## A Tale of Three Solvable Octics

The following three cute irreducible octics are solvable,

$\text{(1)}\;\; x^8-5x-5 = 0$

$\text{(2)}\;\; x^8-44x-33 = 0$

$\text{(3)}\;\; x^8-x^7+29x^2+29 = 0$

However, each needs to be solved in a different way: they need a quadratic, quartic, and septic subfield, respectively.

The first is the easiest, it factors over $\sqrt{5}$ into two quartics.  The second does not factor over a square root extension, but factors into four quadratics,

$x^2+vx -(2v^3-7v^2+5v+33)/13 = 0$

where the coefficients are determined by the quartic,

$v^4+22v+22 = 0$

The command,

Resultant[x^2+vx -(2v^3-7v^2+5v+33)/13 , v^4+22v+22 ,v]

done in Mathematica or in www.wolframalpha.com will eliminate the variable v and recover [2].  The first two octics are by this author.  (Any other example for the second kind with small coefficients?)

The third (by Igor Schein) is the hardest, as it needs a septic subfield.

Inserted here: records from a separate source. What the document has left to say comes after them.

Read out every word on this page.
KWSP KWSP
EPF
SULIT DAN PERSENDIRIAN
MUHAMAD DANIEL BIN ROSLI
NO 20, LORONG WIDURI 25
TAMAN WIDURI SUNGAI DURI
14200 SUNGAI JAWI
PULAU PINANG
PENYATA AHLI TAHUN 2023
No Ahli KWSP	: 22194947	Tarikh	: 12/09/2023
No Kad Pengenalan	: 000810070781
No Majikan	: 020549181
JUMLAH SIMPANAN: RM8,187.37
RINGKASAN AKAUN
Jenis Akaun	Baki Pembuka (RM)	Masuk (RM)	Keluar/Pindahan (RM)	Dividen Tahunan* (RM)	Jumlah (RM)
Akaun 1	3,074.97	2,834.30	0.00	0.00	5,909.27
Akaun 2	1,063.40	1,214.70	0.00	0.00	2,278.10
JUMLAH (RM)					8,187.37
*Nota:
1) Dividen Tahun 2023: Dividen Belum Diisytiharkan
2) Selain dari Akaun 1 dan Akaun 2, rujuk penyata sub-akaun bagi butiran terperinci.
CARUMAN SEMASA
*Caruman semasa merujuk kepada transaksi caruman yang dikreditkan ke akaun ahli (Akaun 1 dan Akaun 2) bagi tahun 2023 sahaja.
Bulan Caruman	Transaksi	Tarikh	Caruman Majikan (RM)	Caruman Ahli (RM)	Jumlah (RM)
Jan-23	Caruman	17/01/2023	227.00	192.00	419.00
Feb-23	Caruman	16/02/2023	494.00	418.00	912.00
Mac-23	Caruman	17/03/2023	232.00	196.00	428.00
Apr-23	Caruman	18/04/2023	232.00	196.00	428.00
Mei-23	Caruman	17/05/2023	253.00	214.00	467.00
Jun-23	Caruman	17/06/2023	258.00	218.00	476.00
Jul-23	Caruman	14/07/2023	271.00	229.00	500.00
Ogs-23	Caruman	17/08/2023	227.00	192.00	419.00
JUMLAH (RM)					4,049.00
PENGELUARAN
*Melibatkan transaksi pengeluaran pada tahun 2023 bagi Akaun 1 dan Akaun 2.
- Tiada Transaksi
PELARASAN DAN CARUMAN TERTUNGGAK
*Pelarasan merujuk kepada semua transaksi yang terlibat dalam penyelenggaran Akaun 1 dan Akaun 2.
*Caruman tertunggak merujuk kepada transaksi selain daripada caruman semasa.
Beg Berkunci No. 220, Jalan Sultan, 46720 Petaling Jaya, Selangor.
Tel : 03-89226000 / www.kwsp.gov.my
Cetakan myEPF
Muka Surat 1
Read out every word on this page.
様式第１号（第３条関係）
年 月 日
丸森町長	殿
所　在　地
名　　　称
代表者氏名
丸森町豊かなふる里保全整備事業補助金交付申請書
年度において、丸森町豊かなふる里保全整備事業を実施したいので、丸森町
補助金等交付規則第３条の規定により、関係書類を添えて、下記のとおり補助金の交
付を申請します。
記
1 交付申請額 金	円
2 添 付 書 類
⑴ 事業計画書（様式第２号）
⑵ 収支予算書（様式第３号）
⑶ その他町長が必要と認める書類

Interestingly though, the solution involves the 29th root of unity. Given,

$x^8-x^7+29x^2+29 = 0$

Then,

\begin{aligned} x_1 &= (1+(a-b-c-d+e-f-g))/8\\ x_2 &= (1-(a-b-c-d-e+f+g))/8\\ x_3&= (1-(a+b-c+d+e-f+g))/8\\ x_4&= (1+(a+b-c+d-e+f-g))/8\\ x_5&= (1-(a+b+c-d+e+f-g))/8\\ x_6&= (1+(a+b+c-d-e-f+g))/8\\ x_7&= (1-(a-b+c+d-e-f-g))/8\\ x_8&= (1+(a-b+c+d+e+f+g))/8 \end{aligned}

where the 7 constants {a, b, c, d, e, f, g} is the square root of the appropriate root $z_i$ of the solvable septic,

$z^7-7z^6-2763z^5-19523z^4+1946979z^3+34928043z^2+\\119557031z-3247^2 = 0$

namely,

\begin{aligned} a &\approx \sqrt{ -26.98}\\ b &\approx \sqrt{ -26.95}\\ c &\approx \sqrt{ -19.71}\\ d &\approx \sqrt{ -4.78}\\ e &\approx \sqrt{ 0.08}\\ f &\approx \sqrt{ 36.91}\\ g &\approx \sqrt{ 48.43}\\ \end{aligned}

Note that,

$(8x_3-1)+(8x_4-1)+(8x_5-1)+(8x_6-1) = -4e$

hence one can use the roots of this octic to express the roots of its resolvent septic, and vice versa.  In terms of radicals, Peter Montgomery expressed the septic roots $z_i$ as,

\begin{aligned}\tfrac{1}{4}(z-1) &= 2(w^{11}+w^{13}+w^{16}+w^{18})-2(w+w^{12}+w^{17}+w^{28})\\ &+(w^3+w^7+w^{22}+w^{26})-(w^2+w^5+w^{24}+w^{27})\\ &+(w^4+w^{10}+w^{19}+w^{25})-(w^8+w^9+w^{20}+w^{21}) \end{aligned}

where w is any complex root of unity (excluding w = 1) such that $w^{29}=1$. For example, $w = \exp(2\pi i\cdot4/29)$ will yield the value for $z_1 \approx -26.98$,  and so on.